San Diego Union-Tribune

ELEPHANTS NEED FREEDOM, NOT CAPTIVE BREEDING

- BY COURTNEY FERN Fern is director of government relations at Nonhuman Rights Project and lives in West Hollywood.

Many people around the world have just celebrated Valentine’s Day — a holiday that honors love and relationsh­ips with friends, family and romantic partners. Unfortunat­ely, for elephants in U.S. zoos, this day was marked by loneliness and separation from family and companions.

The story of one of these elephants began decades ago in Kenya.

In 1990, an elephant was born in Kruger National Park in South Africa, where he would’ve spent his early years under the care of his mother and herd, roaming his natural habitat, playing with other young elephants, and bonding with and learning from the older ones. He was not only free, he was also enriching the ecosystem he was meant to be part of by creating waterholes for other species and clearing brush as he migrated with his herd.

His life changed in 2003 when he and 10 other elephants were loaded into crates and imported to the United States, despite an outcry from animal rights organizati­ons and elephant researcher­s. The Associatio­n of Zoos and Aquariums, which accredits zoos in the U.S., claimed to be rescuing them from culling, the practice of population reduction by slaughter. The elephants were then entered into the Associatio­n of Zoos and Aquariums’ “Species Survival Plan,” a captive breeding program that seeks to grow and maintain a geneticall­y diverse North American population of elephants — not to be released into the wild, but to live on display.
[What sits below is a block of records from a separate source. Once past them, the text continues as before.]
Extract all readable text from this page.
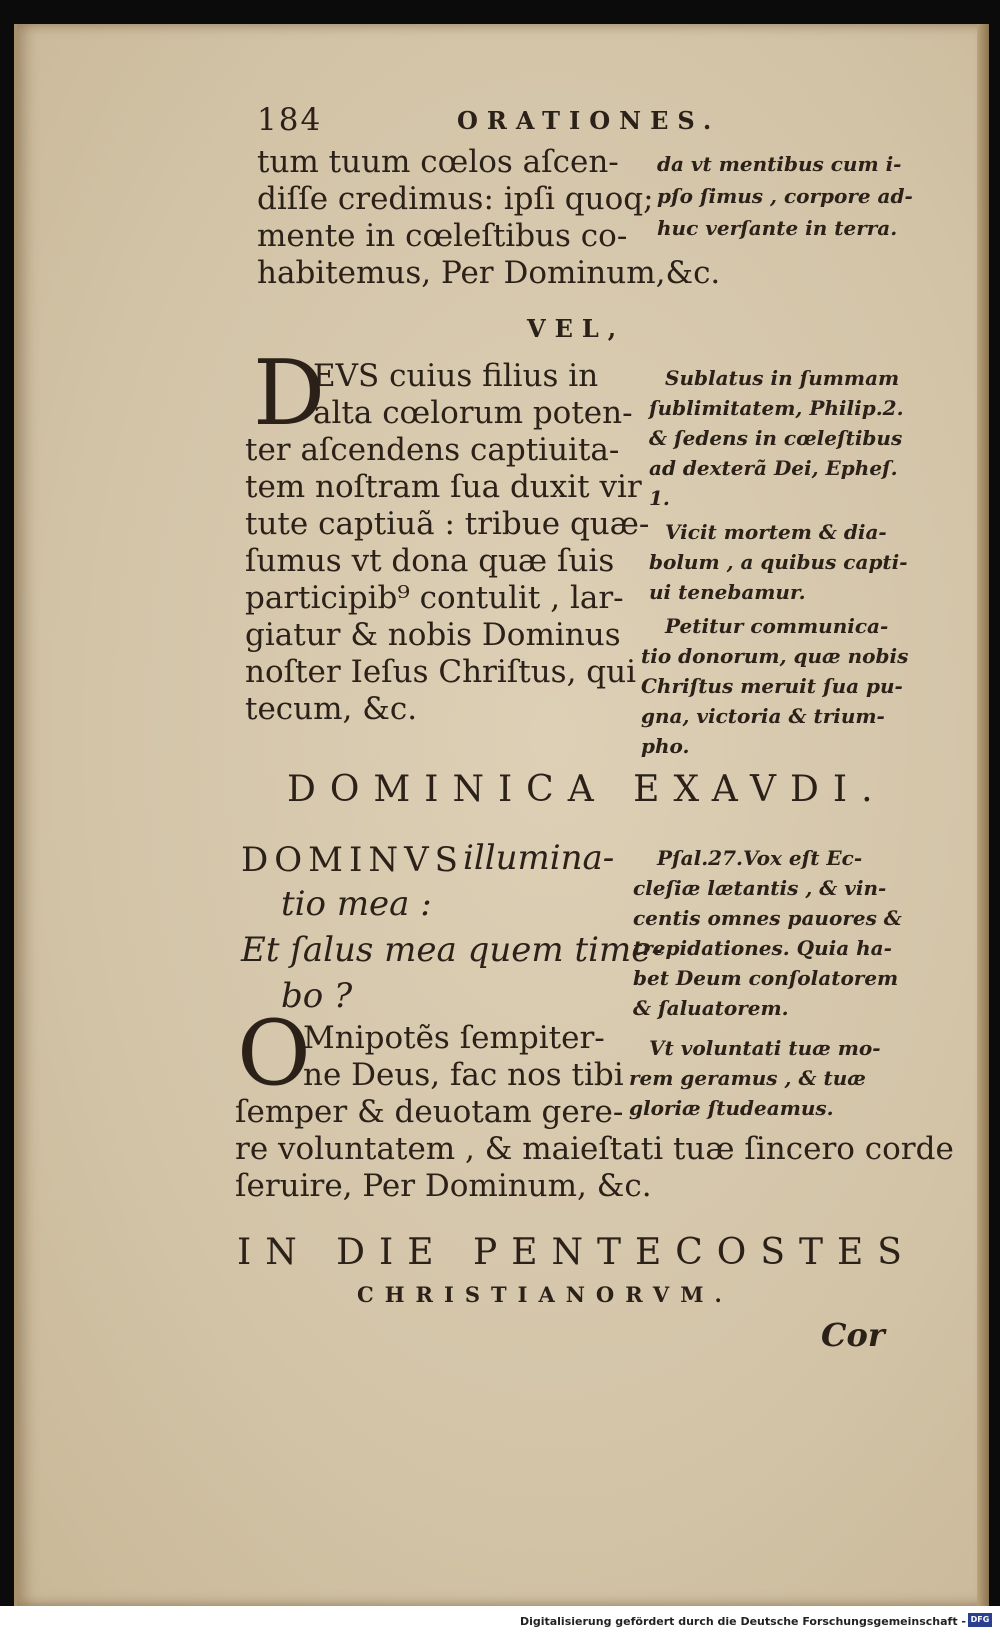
184	ORATIONES.
tum tuum cœlos aſcen-
diſſe credimus: ipſi quoq;
mente in cœleſtibus co-
habitemus, Per Dominum,&c.
da vt mentibus cum i-
pſo ſimus , corpore ad-
huc verſante in terra.
VEL,
D
EVS cuius filius in
alta cœlorum poten-
ter aſcendens captiuita-
tem noſtram ſua duxit vir
tute captiuã : tribue quæ-
ſumus vt dona quæ ſuis
participib⁹ contulit , lar-
giatur & nobis Dominus
noſter Ieſus Chriſtus, qui
tecum, &c.
Sublatus in ſummam
ſublimitatem, Philip.2.
& ſedens in cœleſtibus
ad dexterã Dei, Epheſ.
1.
Vicit mortem & dia-
bolum , a quibus capti-
ui tenebamur.
Petitur communica-
tio donorum, quæ nobis
Chriſtus meruit ſua pu-
gna, victoria & trium-
pho.
DOMINICA EXAVDI.
DOMINVS illumina-
tio mea :
Et ſalus mea quem time-
bo ?
O
Mnipotẽs ſempiter-
ne Deus, fac nos tibi
ſemper & deuotam gere-
re voluntatem , & maieſtati tuæ ſincero corde
ſeruire, Per Dominum, &c.
Pſal.27.Vox eſt Ec-
cleſiæ lætantis , & vin-
centis omnes pauores &
trepidationes. Quia ha-
bet Deum conſolatorem
& ſaluatorem.
Vt voluntati tuæ mo-
rem geramus , & tuæ
gloriæ ſtudeamus.
IN DIE PENTECOSTES
CHRISTIANORVM.
Cor
Digitalisierung gefördert durch die Deutsche Forschungsgemeinschaft - DFG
The elephant was sent to the San Diego Zoo Safari Park, which named him Mabu. Since 2003, Mabu has fathered 15 elephants, and the Associatio­n of Zoos and Aquariums has moved him four times between zoos in Escondido, Tucson, Arizona, and Fresno. This past November, the Fresno Chaffee Zoo — against which my organizati­on, the Nonhuman Rights Project, has filed a lawsuit seeking the release to a sanctuary of the elephants held there — announced Mabu’s arrival from a Tucson zoo. In Fresno, he’ll again be used for breeding, this time with an elephant named Nolwazi and her daughter Amahle, who were imported to the United States in 2016, despite more opposition from animal rights organizati­ons, scientists and conservati­onists.

These transfers were not the only ones to happen late last year. The Smithsonia­n’s National Zoo in Washington, D.C., received a mother and daughter elephant pair from a zoo in the Netherland­s. The Columbus Zoo and Aquarium, in Ohio, announced the arrival of a male elephant from the Cincinnati Zoo. The Oklahoma City Zoo welcomed a male elephant from the Fort Worth Zoo where he’d lived with his brother and mother. And finally, an elephant named Vus’musi was transferre­d from the Fresno Chaffee Zoo to the San Diego Zoo Safari Park where he was born to an elephant who was pregnant with him when she was imported to the United States.

Zoos in the United States celebrate such transfers and encourage members of the public to do the same. The grim reality deserves condemnati­on, not celebratio­n.

Thanks to ethologist­s who have studied elephants in their natural habitats, we know social bonds are deeply important to this species. So is freedom of movement. Every transfer tears apart these bonds. Repeated transfers can cause abnormal behaviors indicative of stress and trauma, such as incessant bobbing and swaying, while zoo captivity itself can cause brain damage, similarly to humans who are confined.

And for what purpose?

Let’s be clear even if the Associatio­n of Zoos and Aquariums won’t: No elephant from a zoo in the United States has ever been reintegrat­ed into a wild herd, nor is there any plan for them to be, as stated in a 2022 report from the Born Free Foundation, an internatio­nal wildlife conservati­on organizati­on. The birthrate of captive elephants is low. The infant mortality rate is high. Most captive elephants die at a much younger age than their free counterpar­ts.

Far from promoting species survival, zoos destroy the lives of individual elephants. It’s shameful to separate elephants, transport them around the country every few years to meet zoos’ needs, compel them to undergo unnecessar­y medical procedures for captive breeding, and more, all for the opportunit­y to produce baby elephants who will, if they are lucky enough to survive their early years, spend their lives in a zoo.

Instead, all zoos in the U.S. need to close their elephant exhibits, as other zoos in the country and the world have done, and we need to support the many organizati­ons dedicated to protecting elephants in their natural habitats without holding them captive. In the meantime, we need to take as many elephants as possible to sanctuarie­s where they can live with peace, dignity and vastly greater freedom. They might even be able to reunite with long-lost companions.

One day, we’ll look back with horror at what zoos do to elephants under the guise of helping them. If we truly care about elephants, we need to recognize that they deserve freedom and family too.